George Wittemyer, a conservation ecologist at Colorado State University in Fort Collins, and his team examined elephant demographic data and analysed causes of death to obtain evidence-based estimates of local, regional and continental poaching rates — meaning how many out of every 100 living elephants are illegally killed each year.

The study, published in Proceedings of the National Academy of Sciences1, is the first to calculate the level of illegal killing across the continent and study how it affects the species.

Death data

The researchers began by looking at wild elephants in Kenya’s Samburu National Reserve, where every birth and death has been recorded since 1998. They used surveys of elephant carcasses to determine whether each death was attributable to natural causes, to poaching or to other causes. They found robust evidence that the rates of illegal killing began to surge in 2009. Moreover, the team showed that the poaching rates were strongly correlated with increases in the local black-market price of ivory, and with the seizures of ivory destined for China.

Next, the team used the Samburu study as a starting point to translate carcass data into illegal-killing rates for 12 populations covered by the Monitoring the Illegal Killing of Elephants (MIKE) programme of the Convention on International Trade in Endangered Species of Wild Flora and Fauna (CITES). Since 2002, MIKE has aimed to quantify the number of elephants killed by poachers through carcass surveys at 45 sites across Africa, but did not possess full data on population levels.

Wittemyer and his colleagues also identified proxy variables that were correlated with killing rates, including Chinese household consumption and expenditure — related to the demand for ivory — as well as an index of local-government corruption, and poverty rates. They used these to further extrapolate their model to 306 elephant populations across Africa.

At the continental scale, the poaching rate was approximately 7% per year from 2010 to 2012, the team calculated. This translates into an average of 33,630 elephants annually, based on current population estimates. Furthermore, the study corroborates earlier work2 suggesting that the total population of elephants in central Africa decreased by almost two-thirds between 2002 and 2012. According to Wittemyer, “what we are seeing is that there are a number of populations that are at really high risk of being wiped out”. Some populations, he adds, could be completely gone in ten years.

Urgent action

“The results of the two [extrapolations] are very consistent, and equally alarming,” says Samuel Wasser, director of the Center for Conservation Biology at the University of Washington in Seattle.
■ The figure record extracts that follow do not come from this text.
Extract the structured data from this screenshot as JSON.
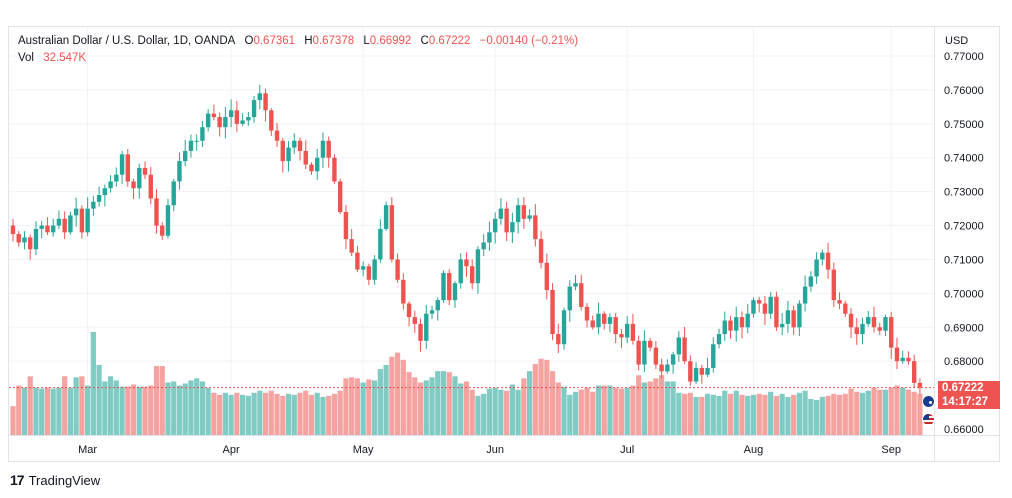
{
  "legend": {
    "symbol": "Australian Dollar / U.S. Dollar, 1D, OANDA",
    "open_label": "O",
    "open_value": "0.67361",
    "high_label": "H",
    "high_value": "0.67378",
    "low_label": "L",
    "low_value": "0.66992",
    "close_label": "C",
    "close_value": "0.67222",
    "change": "−0.00140 (−0.21%)",
    "vol_label": "Vol",
    "vol_value": "32.547K"
  },
  "currency": "USD",
  "last_price": {
    "price": "0.67222",
    "countdown": "14:17:27"
  },
  "brand": {
    "name": "TradingView"
  },
  "colors": {
    "up": "#26a69a",
    "down": "#ef5350",
    "vol_up": "#80cbc4",
    "vol_down": "#f5a3a1"
  },
  "chart_data": {
    "type": "candlestick",
    "instrument": "Australian Dollar / U.S. Dollar",
    "interval": "1D",
    "source": "OANDA",
    "ylim": [
      0.66,
      0.77
    ],
    "y_ticks": [
      "0.77000",
      "0.76000",
      "0.75000",
      "0.74000",
      "0.73000",
      "0.72000",
      "0.71000",
      "0.70000",
      "0.69000",
      "0.68000",
      "0.66000"
    ],
    "x_ticks": [
      {
        "label": "Mar",
        "index": 13
      },
      {
        "label": "Apr",
        "index": 38
      },
      {
        "label": "May",
        "index": 61
      },
      {
        "label": "Jun",
        "index": 84
      },
      {
        "label": "Jul",
        "index": 107
      },
      {
        "label": "Aug",
        "index": 129
      },
      {
        "label": "Sep",
        "index": 153
      }
    ],
    "last_price": 0.67222,
    "closes": [
      0.7175,
      0.715,
      0.7165,
      0.713,
      0.719,
      0.72,
      0.718,
      0.72,
      0.722,
      0.718,
      0.723,
      0.725,
      0.718,
      0.725,
      0.727,
      0.729,
      0.731,
      0.733,
      0.735,
      0.741,
      0.733,
      0.731,
      0.737,
      0.735,
      0.728,
      0.72,
      0.717,
      0.726,
      0.733,
      0.739,
      0.742,
      0.745,
      0.745,
      0.749,
      0.753,
      0.752,
      0.749,
      0.752,
      0.754,
      0.75,
      0.751,
      0.752,
      0.757,
      0.759,
      0.754,
      0.748,
      0.745,
      0.739,
      0.743,
      0.745,
      0.742,
      0.738,
      0.736,
      0.74,
      0.745,
      0.74,
      0.733,
      0.724,
      0.716,
      0.712,
      0.707,
      0.708,
      0.704,
      0.71,
      0.719,
      0.726,
      0.71,
      0.704,
      0.697,
      0.693,
      0.691,
      0.686,
      0.694,
      0.695,
      0.698,
      0.706,
      0.698,
      0.703,
      0.71,
      0.708,
      0.703,
      0.713,
      0.715,
      0.718,
      0.722,
      0.725,
      0.718,
      0.721,
      0.726,
      0.722,
      0.723,
      0.716,
      0.709,
      0.701,
      0.688,
      0.685,
      0.695,
      0.702,
      0.703,
      0.696,
      0.692,
      0.69,
      0.694,
      0.691,
      0.693,
      0.688,
      0.687,
      0.691,
      0.686,
      0.679,
      0.686,
      0.684,
      0.679,
      0.677,
      0.679,
      0.682,
      0.687,
      0.68,
      0.674,
      0.678,
      0.676,
      0.678,
      0.685,
      0.688,
      0.692,
      0.689,
      0.693,
      0.69,
      0.694,
      0.698,
      0.697,
      0.694,
      0.699,
      0.69,
      0.691,
      0.695,
      0.69,
      0.697,
      0.702,
      0.705,
      0.71,
      0.712,
      0.707,
      0.698,
      0.697,
      0.694,
      0.69,
      0.688,
      0.691,
      0.693,
      0.69,
      0.689,
      0.693,
      0.684,
      0.68,
      0.681,
      0.68,
      0.6736,
      0.67222
    ],
    "volume_level": [
      0.28,
      0.48,
      0.46,
      0.57,
      0.46,
      0.45,
      0.46,
      0.45,
      0.46,
      0.57,
      0.46,
      0.56,
      0.57,
      0.48,
      1.0,
      0.68,
      0.52,
      0.57,
      0.53,
      0.47,
      0.47,
      0.49,
      0.47,
      0.47,
      0.48,
      0.67,
      0.67,
      0.51,
      0.52,
      0.48,
      0.5,
      0.53,
      0.55,
      0.52,
      0.46,
      0.41,
      0.39,
      0.41,
      0.39,
      0.41,
      0.39,
      0.38,
      0.41,
      0.43,
      0.41,
      0.43,
      0.4,
      0.38,
      0.4,
      0.39,
      0.41,
      0.43,
      0.39,
      0.41,
      0.37,
      0.38,
      0.4,
      0.43,
      0.55,
      0.56,
      0.55,
      0.51,
      0.54,
      0.53,
      0.64,
      0.68,
      0.76,
      0.8,
      0.73,
      0.61,
      0.56,
      0.51,
      0.53,
      0.56,
      0.62,
      0.62,
      0.61,
      0.57,
      0.5,
      0.52,
      0.44,
      0.38,
      0.4,
      0.45,
      0.46,
      0.44,
      0.43,
      0.49,
      0.44,
      0.55,
      0.62,
      0.69,
      0.74,
      0.73,
      0.62,
      0.51,
      0.47,
      0.39,
      0.42,
      0.44,
      0.46,
      0.42,
      0.48,
      0.48,
      0.48,
      0.46,
      0.45,
      0.46,
      0.48,
      0.58,
      0.51,
      0.52,
      0.55,
      0.58,
      0.52,
      0.52,
      0.41,
      0.4,
      0.41,
      0.37,
      0.37,
      0.4,
      0.39,
      0.38,
      0.43,
      0.4,
      0.43,
      0.39,
      0.38,
      0.39,
      0.4,
      0.39,
      0.42,
      0.38,
      0.4,
      0.37,
      0.39,
      0.41,
      0.43,
      0.35,
      0.34,
      0.37,
      0.38,
      0.4,
      0.39,
      0.4,
      0.45,
      0.42,
      0.41,
      0.43,
      0.46,
      0.44,
      0.44,
      0.46,
      0.48,
      0.46,
      0.44,
      0.42,
      0.4
    ]
  }
}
“This is probably the most important publication for elephant conservation in the last ten years and one that we had all waited for with bated breath,” says Fiona Maisels, the adviser for the Wildlife Conservation Society’s wildlife survey and monitoring programmes in Central Africa. She adds that the “proportion of elephants estimated to have been lost annually is highly cautious, but still shockingly high”.

Lee White, executive secretary for Gabon’s National Agency for National Parks in Libreville, agrees that the actual picture in central African forests may be even bleaker than the study suggests. “Much of the data analysis is from sites which are actually national parks or wildlife reserves, and where protection efforts exist, at least nominally.”

Wasser hopes that the alarming numbers described by Wittemyer and his colleagues will help to open people’s eyes about the need to act strategically and fast. “With such a high annual loss rate from poaching, nothing is more vital than targeting law enforcement on major poaching hotspots of Africa.”